Mental Health Policy


1. People who experience mental illness should live free from stigma and discrimination, with maximum opportunities for inclusion in society.

2. Social environments should promote mental health.

3. Public mental health services must be fully funded, enabling timely high-quality intervention in mental illness in people of all ages.

4. Mental health therapies should be evidence-based, cost-effective and human rights compliant. The government should encourage the development of the evidence-base across the range of psychological, social and biomedical interventions and support ongoing evaluation of established services.

5. Peer support is a valuable and important part of mental health service provision.

6. Mental health therapies that seek to change or suppress a person's sexual orientation or gender identity are harmful and damaging and should be condemned.

7. Access to secure, appropriate, affordable housing is a crucial determinant of mental health and well-being.

8. People with lived experience of mental ill-health can provide invaluable perspectives on service design and delivery. Their engagement should be proactively encouraged and supported, including in leadership roles.


1. Increased resources and protected funding, resulting in improved access and reduced waiting times for community mental health programs and clinical services.

2. Increased availability of mental health beds across Victoria, including respite and Prevention and Recovery Care Service beds.

3. Improved triage and admission processes for people experiencing acute episodes of mental ill-health in hospital emergency departments, and the development and provision of accessible, fit-for-purpose alternative options for acute episodic mental health care.

4. Mental health services to adopt a trauma-informed care approach.

5. Greater equality of service provision between geographical areas and planning to meet need in areas where the population is growing.

6. Differentiated and properly funded mental health services targeting groups with specific needs.

7. Improved measures to increase the recruitment and retention of an appropriately qualified and experienced mental health workforce, noting in particular the value of lived experience and the challenges inherent in workforce development for rural and regional areas.

8. Improved mental health education for staff and access to clinical services for education facilities, prisons, police stations and immigration detention centres.

9. Training for police and correctional officers in mental health crisis intervention techniques.

10. Reduce the use and duration of compulsory treatment on a year-by-year basis and gather and publish service-level and system-wide data in this regard.

11. Protection of the human and civil rights of people experiencing mental illness including protection of inpatients from physical and sexual abuse.

12. Affordable accommodation solutions for people with ongoing mental illness, to address their high rate of homelessness and incarceration, and supported accommodation for those requiring ongoing supervision.

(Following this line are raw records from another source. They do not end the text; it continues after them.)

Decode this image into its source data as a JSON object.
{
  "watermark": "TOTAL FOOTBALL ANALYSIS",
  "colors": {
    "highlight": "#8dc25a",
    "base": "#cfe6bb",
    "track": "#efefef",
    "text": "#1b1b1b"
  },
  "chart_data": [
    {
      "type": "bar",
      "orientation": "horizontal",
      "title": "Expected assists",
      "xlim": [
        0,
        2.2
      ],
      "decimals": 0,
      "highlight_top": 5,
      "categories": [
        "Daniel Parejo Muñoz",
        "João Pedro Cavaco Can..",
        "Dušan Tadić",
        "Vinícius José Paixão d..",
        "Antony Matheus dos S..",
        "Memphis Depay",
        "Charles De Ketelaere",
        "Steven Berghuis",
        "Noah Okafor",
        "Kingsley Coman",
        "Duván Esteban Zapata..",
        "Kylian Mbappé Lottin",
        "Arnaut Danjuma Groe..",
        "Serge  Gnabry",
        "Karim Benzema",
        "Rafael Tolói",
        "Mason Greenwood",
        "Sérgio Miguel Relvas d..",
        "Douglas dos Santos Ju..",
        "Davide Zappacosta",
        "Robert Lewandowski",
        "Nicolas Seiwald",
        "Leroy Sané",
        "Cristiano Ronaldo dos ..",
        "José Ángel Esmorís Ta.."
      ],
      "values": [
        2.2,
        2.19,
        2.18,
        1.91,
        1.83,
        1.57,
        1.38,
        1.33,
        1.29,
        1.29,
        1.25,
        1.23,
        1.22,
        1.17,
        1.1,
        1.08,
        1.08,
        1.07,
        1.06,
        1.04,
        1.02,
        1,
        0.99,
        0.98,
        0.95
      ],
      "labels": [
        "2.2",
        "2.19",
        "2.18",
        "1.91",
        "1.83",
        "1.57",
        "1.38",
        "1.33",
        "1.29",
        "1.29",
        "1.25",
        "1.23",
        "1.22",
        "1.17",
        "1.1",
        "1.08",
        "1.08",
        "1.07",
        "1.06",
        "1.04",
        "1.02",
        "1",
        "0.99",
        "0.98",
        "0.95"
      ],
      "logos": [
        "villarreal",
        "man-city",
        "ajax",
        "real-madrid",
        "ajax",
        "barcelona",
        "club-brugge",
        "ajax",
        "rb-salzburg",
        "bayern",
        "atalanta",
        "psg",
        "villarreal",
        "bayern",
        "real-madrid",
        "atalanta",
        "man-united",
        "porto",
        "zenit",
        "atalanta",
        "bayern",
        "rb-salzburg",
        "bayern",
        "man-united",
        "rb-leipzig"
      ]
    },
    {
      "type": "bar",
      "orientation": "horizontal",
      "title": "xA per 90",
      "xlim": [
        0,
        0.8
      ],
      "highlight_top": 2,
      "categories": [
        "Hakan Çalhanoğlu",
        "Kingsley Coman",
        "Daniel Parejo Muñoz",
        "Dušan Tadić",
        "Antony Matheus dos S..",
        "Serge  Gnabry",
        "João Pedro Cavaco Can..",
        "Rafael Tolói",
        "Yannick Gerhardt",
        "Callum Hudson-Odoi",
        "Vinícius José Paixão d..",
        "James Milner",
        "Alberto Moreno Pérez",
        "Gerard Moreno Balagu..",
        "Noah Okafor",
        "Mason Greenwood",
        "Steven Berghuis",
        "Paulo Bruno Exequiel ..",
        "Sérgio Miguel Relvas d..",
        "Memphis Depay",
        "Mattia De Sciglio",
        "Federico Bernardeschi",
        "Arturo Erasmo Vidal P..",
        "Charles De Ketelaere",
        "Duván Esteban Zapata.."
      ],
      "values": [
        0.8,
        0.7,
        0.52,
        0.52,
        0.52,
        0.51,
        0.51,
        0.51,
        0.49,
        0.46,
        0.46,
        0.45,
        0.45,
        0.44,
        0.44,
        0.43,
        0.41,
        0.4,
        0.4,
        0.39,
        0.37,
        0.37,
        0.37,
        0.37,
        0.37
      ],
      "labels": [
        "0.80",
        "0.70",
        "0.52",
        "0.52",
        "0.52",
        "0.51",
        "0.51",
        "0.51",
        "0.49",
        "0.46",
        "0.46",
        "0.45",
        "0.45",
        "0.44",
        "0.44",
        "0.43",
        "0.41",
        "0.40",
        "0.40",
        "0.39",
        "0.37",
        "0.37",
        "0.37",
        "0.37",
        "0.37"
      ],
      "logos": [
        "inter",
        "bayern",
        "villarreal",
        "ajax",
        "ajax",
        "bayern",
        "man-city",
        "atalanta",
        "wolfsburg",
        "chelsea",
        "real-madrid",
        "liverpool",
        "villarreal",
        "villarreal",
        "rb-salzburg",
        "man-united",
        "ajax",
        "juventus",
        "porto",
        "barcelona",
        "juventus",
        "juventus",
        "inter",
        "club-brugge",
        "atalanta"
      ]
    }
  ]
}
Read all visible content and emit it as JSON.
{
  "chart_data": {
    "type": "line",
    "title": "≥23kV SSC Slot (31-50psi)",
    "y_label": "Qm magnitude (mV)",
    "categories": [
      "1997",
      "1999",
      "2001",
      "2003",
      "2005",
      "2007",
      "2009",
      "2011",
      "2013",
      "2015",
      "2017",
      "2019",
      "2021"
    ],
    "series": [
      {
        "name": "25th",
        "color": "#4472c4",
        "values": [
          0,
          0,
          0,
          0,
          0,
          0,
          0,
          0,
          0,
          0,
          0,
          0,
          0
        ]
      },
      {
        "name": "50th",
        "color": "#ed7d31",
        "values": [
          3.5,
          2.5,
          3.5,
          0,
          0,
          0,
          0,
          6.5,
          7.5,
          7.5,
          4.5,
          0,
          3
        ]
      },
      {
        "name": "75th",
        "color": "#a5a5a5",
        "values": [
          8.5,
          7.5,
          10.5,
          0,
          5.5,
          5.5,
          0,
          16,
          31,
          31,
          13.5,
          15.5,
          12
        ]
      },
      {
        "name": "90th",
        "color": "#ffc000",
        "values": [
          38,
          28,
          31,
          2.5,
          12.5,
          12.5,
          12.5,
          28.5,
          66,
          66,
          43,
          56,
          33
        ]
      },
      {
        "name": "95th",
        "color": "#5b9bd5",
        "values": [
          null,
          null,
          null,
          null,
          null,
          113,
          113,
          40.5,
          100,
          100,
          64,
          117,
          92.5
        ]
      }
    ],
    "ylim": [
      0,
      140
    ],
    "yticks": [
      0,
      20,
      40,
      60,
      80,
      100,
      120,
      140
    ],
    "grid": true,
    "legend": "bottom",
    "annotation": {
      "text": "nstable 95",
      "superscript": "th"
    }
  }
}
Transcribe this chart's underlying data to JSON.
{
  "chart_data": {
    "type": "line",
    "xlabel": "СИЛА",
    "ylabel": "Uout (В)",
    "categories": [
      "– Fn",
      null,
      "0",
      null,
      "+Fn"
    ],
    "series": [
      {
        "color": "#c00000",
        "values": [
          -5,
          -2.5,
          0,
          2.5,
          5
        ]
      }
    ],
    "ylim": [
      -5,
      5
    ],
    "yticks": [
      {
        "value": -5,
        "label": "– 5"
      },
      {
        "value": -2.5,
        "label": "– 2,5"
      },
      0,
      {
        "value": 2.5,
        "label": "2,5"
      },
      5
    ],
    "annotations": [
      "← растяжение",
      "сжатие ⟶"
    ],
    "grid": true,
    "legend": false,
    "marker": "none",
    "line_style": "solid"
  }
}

13. Employment programs and job opportunities for people with a history of mental illness, and an end to the ability of employers to ask job applicants to disclose current or past mental illness unless it can be demonstrated to be relevant to the position.

14. Improved communication between mental health services and other members of the healthcare team.

15. More government support for carers of people with a mental illness, including respite programs, supporting ageing carers and improving funding for care packages.

16. Ensure free and readily available access to legal representation for all consumers who appear before the Mental Health Tribunal.

Mental Health Policy as amended by State Council on 20th August 2022.